As the first half of the album comes to a close, the title track, which is easily one of the best on the album too, finds Purp rapping about how before rap his Dad and brother taught him how to run the dope game like how he now runs his career in the rap game. Perfectly seguing into the rebellious hard-hitting Garren Langford and Smoko Ono-produced, Paint Thinner, Purp once again shows his great versatility. As he shreds the track to pieces with his rapid-fire flow. Even the Ono-produced, Look at My Wrist featuring fellow Chicago native, Cdot Honcho, finds the Chicago emcee bragging about generic themes of bravado during his comeup, only to mock their importance. Poking fun at them with the hook of, “Like damn look at my wrist dog, damn look at my b**ch dog. Damn I be getting fits off, damn look at my rims dog. Damn look at my whip dog, look at all this fvck sh*t.”
QUARTERTHING isn’t all big themed or only club sounding too. As more refined and restrained cuts like the dreamy and mellow Knox Fortune-produced, 2012, that normally wouldn’t fit on an album like this, are still able to. To the point it actually does without compromising the sound or cohesiveness of the album. Only really on, the Queen Key featured, Fessional/Diamonds Dancing and Future sounding, Karl Malone, do any of the records sound out-of-place. With Keys stellar feature on Diamonds Dancing the only thing that saves an otherwise very underwhelming track.

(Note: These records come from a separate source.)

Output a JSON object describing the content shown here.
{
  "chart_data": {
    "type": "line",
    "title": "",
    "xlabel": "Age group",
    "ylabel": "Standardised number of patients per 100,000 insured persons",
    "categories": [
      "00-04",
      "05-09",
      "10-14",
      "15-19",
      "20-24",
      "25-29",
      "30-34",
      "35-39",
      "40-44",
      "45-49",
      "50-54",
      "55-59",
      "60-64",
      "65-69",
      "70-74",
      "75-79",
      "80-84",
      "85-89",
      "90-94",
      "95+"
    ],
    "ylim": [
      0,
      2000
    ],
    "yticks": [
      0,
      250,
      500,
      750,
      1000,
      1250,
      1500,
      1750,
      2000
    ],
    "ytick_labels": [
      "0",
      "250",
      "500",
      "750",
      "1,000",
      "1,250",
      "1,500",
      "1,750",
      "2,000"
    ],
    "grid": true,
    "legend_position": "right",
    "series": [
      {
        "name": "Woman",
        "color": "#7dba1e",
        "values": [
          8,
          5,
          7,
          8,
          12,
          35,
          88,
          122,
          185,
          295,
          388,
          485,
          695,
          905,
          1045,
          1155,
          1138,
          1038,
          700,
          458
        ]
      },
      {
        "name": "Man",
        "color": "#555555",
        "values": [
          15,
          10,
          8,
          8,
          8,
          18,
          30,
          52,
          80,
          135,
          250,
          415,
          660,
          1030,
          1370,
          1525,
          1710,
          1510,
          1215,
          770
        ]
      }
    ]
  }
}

Overall, QUARTERTHING, is a very solid album though that shows Purp knows what his strengths in emceeing are and how to highlight them. With several gems and a very captivatingly undeniable replay value that truly captures the listener’s ears, the Chicago native shows he’s only a few steps from delivering an undeniably classic album that many expect from the very talented emcee.